For the benefit of those who are a product of public (i.e. government) education (or Harvard Law school), today's lesson will use small words.
Today let's talk about Capitalism.First lets talk about what capitalism is NOT. Capitalism is not free-trade. It is not lack of government interference. It is not mutual trade for mutual benefit.
Capitalism is about
CAPITAL.
Yeah, I know kind of an A is A statement there. (you, the Randian in the corner, stop snickering)

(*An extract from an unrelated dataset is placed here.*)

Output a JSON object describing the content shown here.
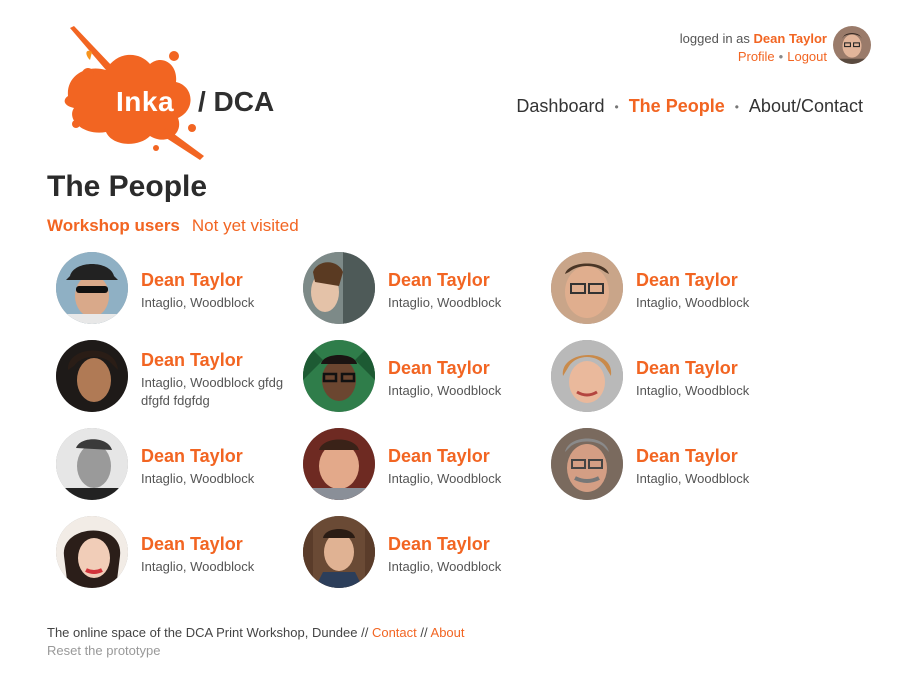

Capitalism is about capital. Capital, again using small words for the Harvard Law set, is a bunch of money piled together. Once it's gathered up, it can be used to
DO stuff. All that other stuff is just decoration on the cake. Market Capitalism, Free-Market Capitalism, Anarcho-Capitalism,
laissez-faire capitalism, are simply methods of implementation.
Capital is a pile of money that can DO stuff.
The next time one of your liberal friends complains that the rich are getting richer, look them straight in the eye and say to them, "Are you on crack?"
The rich getting richer is a
good thing; it's a feature, not a bug. Quick, when was the last time a poor person gave you a job?
Oh, oh, I know the answer...pick me pick meHow about never.
Show me 1001 people with a hundred bucks and what do you have? Nothing. Show me 1000 people with $10 and one guy with $90,000 and what do I have? I have two decent jobs, or I have a milling machine, or delivery truck, or ...
Redistribution of wealth makes the entire society poorer in aggregate. (that means mixed in all-together for the Harvard Law types).
Redistribution of wealth kills jobs.
Redistribution of wealth kills innovation.
Redistribution of wealth kills investment.
Etc. Etc.
Capitalism is about capital. It's about gathering money together and putting it to work. It is about how you
create the means of production. Contrast to Marxism which is about who
owns the means of production.
I don't care if one guy has a million bucks or if a million people all throw a buck into a pot. (i.e. form one of those evil corporations). When you convert money into capital you now have the means of creating new means of production, delivery, or distribution.
New means of production, delivery, or distribution means new jobs, and general growth of the economy as a whole. And
growth, as my friend
Aretae like to point out, is
dominant.
Not only that, but the feedback loop is resonant, not dampening. Again, for the Harvard Law set, that means small changes in output, put back into the system, get amplified (made bigger) yielding large changes in overall output for very small inputs.
Or put simply, when you pile a bunch of money together, put it to work, hire new people, and create new jobs those people in turn pile their money together, put it to work, hire new people, create new jobs, and then those people...
...and it keeps going until you run out of people to hire, with is usually an unemployment rate of around 3-4% because a certain percentage of people are simply unemployable no matter how much you try.
That other stuff above, free markets,
laissez-faire, etc are simply ways of tuning the efficiency of the feedback loop. A free market, or removing the shackles of regulation, simply means that you get more feedback. Again in simple words, the more free the market, the more jobs and growth you create for every dollar of capital.
And that my friends, is why you want the rich to get richer, and why "spreading the wealth" is bad.